Captain James also warms to her, so it becomes “very much a love triangle”, Turner reveals, laughing.

As Molly feels the pressure to prove herself, a growing friendship with a local Afghan girl puts her in a precarious position, with more than just her reputation in jeopardy. But Turner, who briefly attended the Sylvia Young Theatre School and won her first of four British Soap Awards at the age of 17, argues that Molly's in danger throughout the whole series.

“Anyone who's on the front line is in danger. The people who do this for real are so amazingly brave. I jump when a gun goes off, so you can't even imagine what it's like to have bullets flying past your ears” she says.

“How men do it amazes me, but there are so many girls my build and size. The kit alone is so uncomfortable to move in. I felt like a tortoise or a donkey.”

It didn't help that the series was shot in South Africa, where temperatures often hit 40 degrees. “It was tough, because it was hot, and you've got your boots, trousers, jacket, vest and helmet on. I think it's fair to say I'd rather work in the cold and rain.”

She laughs when asked if she was in the best shape of her life.

“No,” she exclaims. “I put so much weight on, I didn't stop eating!”

That's despite spending her days running up and down mountains, wading through rivers and hanging out of helicopters.

“I loved that, it was exciting. I'd never done stuff with loads of action in it,” says the actress, who starred in the supernatural dramas Being Human, Bedlam and Switch, as well as the improvised True Love during her EastEnders hiatus.

The medical terminology didn't faze her, nor the prosthetic injuries (“I'm not squeamish and love bones sticking out!”), or even the threat of snakes.
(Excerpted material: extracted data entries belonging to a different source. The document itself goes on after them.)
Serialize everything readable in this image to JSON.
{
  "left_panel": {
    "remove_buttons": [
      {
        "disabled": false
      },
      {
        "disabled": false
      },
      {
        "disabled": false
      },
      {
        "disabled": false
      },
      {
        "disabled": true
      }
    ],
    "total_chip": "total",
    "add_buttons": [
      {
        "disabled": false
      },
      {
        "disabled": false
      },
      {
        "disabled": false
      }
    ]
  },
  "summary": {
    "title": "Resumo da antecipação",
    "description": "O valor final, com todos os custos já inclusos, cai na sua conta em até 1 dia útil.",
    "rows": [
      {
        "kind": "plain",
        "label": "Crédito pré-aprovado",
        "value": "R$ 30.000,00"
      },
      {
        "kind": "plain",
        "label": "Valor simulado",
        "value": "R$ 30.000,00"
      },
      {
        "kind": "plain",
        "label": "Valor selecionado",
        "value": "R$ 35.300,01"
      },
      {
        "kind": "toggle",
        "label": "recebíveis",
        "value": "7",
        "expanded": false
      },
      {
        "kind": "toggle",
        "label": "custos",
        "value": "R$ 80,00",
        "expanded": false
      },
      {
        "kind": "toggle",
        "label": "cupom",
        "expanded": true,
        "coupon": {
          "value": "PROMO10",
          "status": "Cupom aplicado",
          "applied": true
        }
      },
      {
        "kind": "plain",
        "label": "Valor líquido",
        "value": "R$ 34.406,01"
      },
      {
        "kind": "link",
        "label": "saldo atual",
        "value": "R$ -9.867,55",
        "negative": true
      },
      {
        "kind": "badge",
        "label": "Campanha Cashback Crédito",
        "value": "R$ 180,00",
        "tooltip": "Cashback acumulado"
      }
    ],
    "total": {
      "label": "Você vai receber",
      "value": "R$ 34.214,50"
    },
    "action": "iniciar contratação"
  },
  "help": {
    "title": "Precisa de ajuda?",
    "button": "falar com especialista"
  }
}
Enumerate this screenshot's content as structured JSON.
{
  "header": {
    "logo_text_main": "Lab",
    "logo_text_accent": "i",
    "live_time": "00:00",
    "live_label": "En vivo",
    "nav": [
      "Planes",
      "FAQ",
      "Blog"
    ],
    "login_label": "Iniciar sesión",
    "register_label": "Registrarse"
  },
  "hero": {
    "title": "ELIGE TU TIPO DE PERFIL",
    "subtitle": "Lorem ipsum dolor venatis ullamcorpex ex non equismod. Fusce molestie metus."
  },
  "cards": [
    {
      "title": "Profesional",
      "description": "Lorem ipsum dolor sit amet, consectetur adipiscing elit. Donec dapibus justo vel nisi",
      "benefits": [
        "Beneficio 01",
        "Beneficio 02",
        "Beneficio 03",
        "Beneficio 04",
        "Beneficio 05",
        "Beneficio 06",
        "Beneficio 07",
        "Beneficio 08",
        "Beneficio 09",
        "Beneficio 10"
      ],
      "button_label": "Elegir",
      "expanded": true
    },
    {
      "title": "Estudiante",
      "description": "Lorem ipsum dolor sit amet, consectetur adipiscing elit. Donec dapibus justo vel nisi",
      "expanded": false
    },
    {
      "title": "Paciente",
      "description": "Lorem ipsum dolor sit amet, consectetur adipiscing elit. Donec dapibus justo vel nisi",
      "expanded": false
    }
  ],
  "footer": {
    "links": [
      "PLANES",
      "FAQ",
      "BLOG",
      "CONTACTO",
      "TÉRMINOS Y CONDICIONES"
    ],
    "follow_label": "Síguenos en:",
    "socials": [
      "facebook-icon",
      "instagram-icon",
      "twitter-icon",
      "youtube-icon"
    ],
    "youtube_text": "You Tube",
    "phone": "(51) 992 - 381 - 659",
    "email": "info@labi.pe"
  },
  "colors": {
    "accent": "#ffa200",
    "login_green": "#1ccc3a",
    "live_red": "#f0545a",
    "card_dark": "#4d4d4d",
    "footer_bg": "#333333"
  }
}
It was the crickets that rattled her.

“They were everywhere,” she recalls, shuddering. “We had a long talk about snakes but we didn't see one — but I did have a few fights with crickets.”

She admits she found the three-month shoot physically and mentally exhausting. On the odd occasion, she'd join the male-dominated cast (“it was like having 10 brothers”) for dinner. “But I'm like a granny and go to bed early,” she adds.

The hectic schedule suited Turner, who says: “I get bored very quickly, so I think if it's safer if I'm working.”

With the shoot behind her, and the transmission date imminent, she just hopes the soldiers who've inspired the story salute the series.

“You feel pressure to get it right, because what they do is so amazing. I don't want to disappoint them, really. If it was only the soldiers who sat down and watched it, and were happy with it, then that would be enough for me,” says Turner.

“It matters, because these people do this for real and you want to try to do them as much justice as you can. I hope we have.”